Örneğin, 5. Murad şehzadeliğinde cariyelerini kızkardeşleri aracılığıyla elde etmiştir. "Harem Hayatının İçyüzü" adlı yapıtında Çağatay Uluçay olayı şöyle anlatıyor:
"Murad Efendinin en çok sevdiği cariyelerden biri, kız kardeşinin genç bir kalfasıydı. Her ne kadar kardeşine yazdığı mektuplarda açık açık bu kızın adından bahsetmemişse de, ona bir ad takmıştı. Genç kadını her nedense Aba diye anıyor, sık sık onun gelmesini bekliyordu. Gelmediği zaman üzülüyor, heyecanlanıyor, kız kardeşine mektup yazarak istiyordu: 'Hamdolsun şimdi vücutça o kadar rahatsız değilim. Fakat, malum ya bilinen saat bekleniyor. O kadar hatırımdan çıkarayım diyorum, bir türlü çıkar şey değil ki çıksın! Saat yediyi çaldı mı bir heyecan ve helecan başlıyor. O kâfir gelmeyecek!..'"
93 günlük padişahlığı sırasında çok mutlu olan 5. Murad, tahta geçinceye kadar onbeş yıl boyunca ablasının bulup yolladığı cariyelerle vaktini geçirmişti. Doktor raporu ile delirdiği belirlendiğinden dolayı, hükümetin zoru ile tahttan indirilip Çırağan Sarayı'nda göz hapsine alındı. Fazla içki içtiği için delirdiğini söylerler.

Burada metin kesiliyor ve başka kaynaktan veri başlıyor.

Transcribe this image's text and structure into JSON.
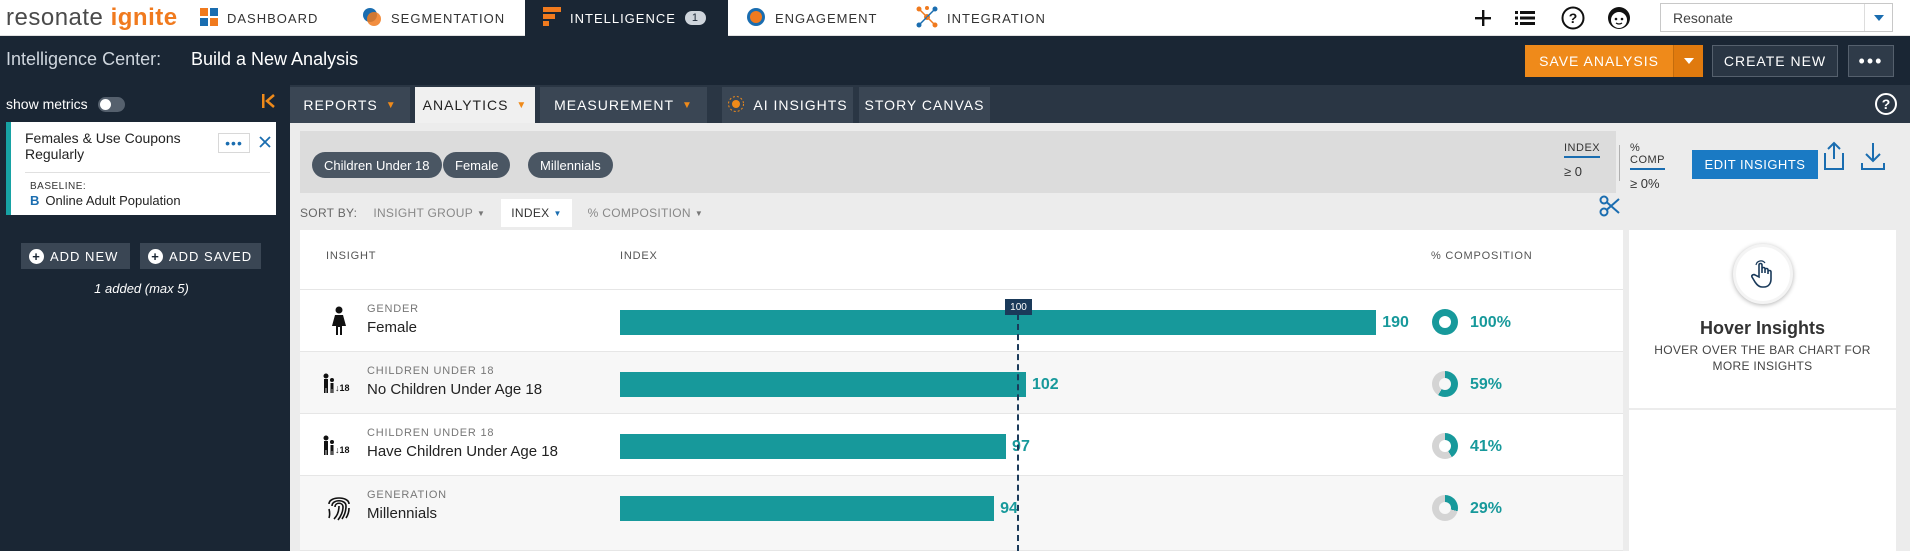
{
  "app": {
    "logo_part1": "resonate",
    "logo_part2": "ignite"
  },
  "nav": {
    "items": [
      {
        "label": "DASHBOARD",
        "icon": "dashboard-grid-icon"
      },
      {
        "label": "SEGMENTATION",
        "icon": "segmentation-icon"
      },
      {
        "label": "INTELLIGENCE",
        "icon": "intelligence-icon",
        "badge": "1",
        "active": true
      },
      {
        "label": "ENGAGEMENT",
        "icon": "engagement-icon"
      },
      {
        "label": "INTEGRATION",
        "icon": "integration-icon"
      }
    ],
    "org_select": "Resonate"
  },
  "header": {
    "breadcrumb": "Intelligence Center:",
    "title": "Build a New Analysis",
    "save_label": "SAVE ANALYSIS",
    "create_label": "CREATE NEW",
    "more_label": "•••"
  },
  "sidebar": {
    "show_metrics": "show metrics",
    "audience": {
      "name": "Females & Use Coupons Regularly",
      "baseline_label": "BASELINE:",
      "baseline_letter": "B",
      "baseline": "Online Adult Population"
    },
    "add_new": "ADD NEW",
    "add_saved": "ADD SAVED",
    "added_note": "1 added (max 5)"
  },
  "tabs": [
    {
      "label": "REPORTS",
      "caret": true
    },
    {
      "label": "ANALYTICS",
      "caret": true,
      "active": true
    },
    {
      "label": "MEASUREMENT",
      "caret": true
    },
    {
      "label": "AI INSIGHTS",
      "icon": "ai-insights-icon"
    },
    {
      "label": "STORY CANVAS"
    }
  ],
  "filters": {
    "chips": [
      "Children Under 18",
      "Female",
      "Millennials"
    ],
    "index_label": "INDEX",
    "index_value": "≥ 0",
    "comp_label": "% COMP",
    "comp_value": "≥ 0%",
    "edit_label": "EDIT INSIGHTS"
  },
  "sort": {
    "label": "SORT BY:",
    "options": [
      "INSIGHT GROUP",
      "INDEX",
      "% COMPOSITION"
    ],
    "active": "INDEX"
  },
  "table": {
    "headers": {
      "insight": "INSIGHT",
      "index": "INDEX",
      "composition": "% COMPOSITION"
    },
    "reference_label": "100",
    "rows": [
      {
        "category": "GENDER",
        "name": "Female",
        "index": 190,
        "index_text": "190",
        "composition": 1.0,
        "composition_text": "100%",
        "icon": "female-person-icon"
      },
      {
        "category": "CHILDREN UNDER 18",
        "name": "No Children Under Age 18",
        "index": 102,
        "index_text": "102",
        "composition": 0.59,
        "composition_text": "59%",
        "icon": "children-icon"
      },
      {
        "category": "CHILDREN UNDER 18",
        "name": "Have Children Under Age 18",
        "index": 97,
        "index_text": "97",
        "composition": 0.41,
        "composition_text": "41%",
        "icon": "children-icon"
      },
      {
        "category": "GENERATION",
        "name": "Millennials",
        "index": 94,
        "index_text": "94",
        "composition": 0.29,
        "composition_text": "29%",
        "icon": "fingerprint-icon"
      }
    ],
    "icon_children_text": "↓18"
  },
  "hover_panel": {
    "title": "Hover Insights",
    "subtitle": "HOVER OVER THE BAR CHART FOR MORE INSIGHTS"
  },
  "colors": {
    "accent_orange": "#ef8a1a",
    "teal": "#17999b",
    "navy": "#1a2634",
    "blue": "#1a7ac4",
    "pie_track": "#d4d4d4"
  }
}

2. Mustafa da Rifat Kadın ile sadrazamın evindeki ilişkisini haremde sürdürmek isteyince, sadrazamına şu hattı hümayunu göndermiş:
"Benim vezirim , kerimeniz ve valideleri (kızın ve annesi) tarafına tenbih edesiz, bizim avret için filanındır dimesünler. Keyfiyet bilinmesün, bir hanımındır, kimin kızıdır bilmeyüz disünler. Zira biz sakladık, şimdi sual ederler. Hem bizim cariyemiz emanet olan kızı bile getirsinler, bugün mü yarın mı gelürler? Ve hem Çimşirlik tarafından geleler, tenhadır. Öbür kapı daima esvedinler (siyah haremağaları) ile doludur. Bizim avret için kız mıdır, seyyibe (dul kadın) mıdır deyu sualleri olur. Bilmeziz disünler. Canım tenbih idesiz, bunu bilmektir rica ederim."
Padişah, haremindeki cariyelerden birini canı çekerse, onun adını Başkadın'a söylerdi. Başkadın da cariyeleri hükümdarın yanına gönderirdi.
Padişahın beğendiği cariye, artık "has odalık" oluyordu. Padişah, yeni seçtiği has odalığa hediyeler gönderirdi. Kız güzelce yıkanır, paklanır,süslenir, Geceyi de hünkârın yatak odasında geçirirdi. Padişah soyunup yatağa girmeden önce hiçbir kadının içeri girmesine izin verilmezdi. Hünkârın yatak odasına giren yeni odalık yerlere kapanır, sürüne sürüne padişahın yatağına doğru ilerler, örtüyü hafifçe kaldırır, yavaş yavaş doğrularak padişahın hizasına gelince de yatağa girermiş.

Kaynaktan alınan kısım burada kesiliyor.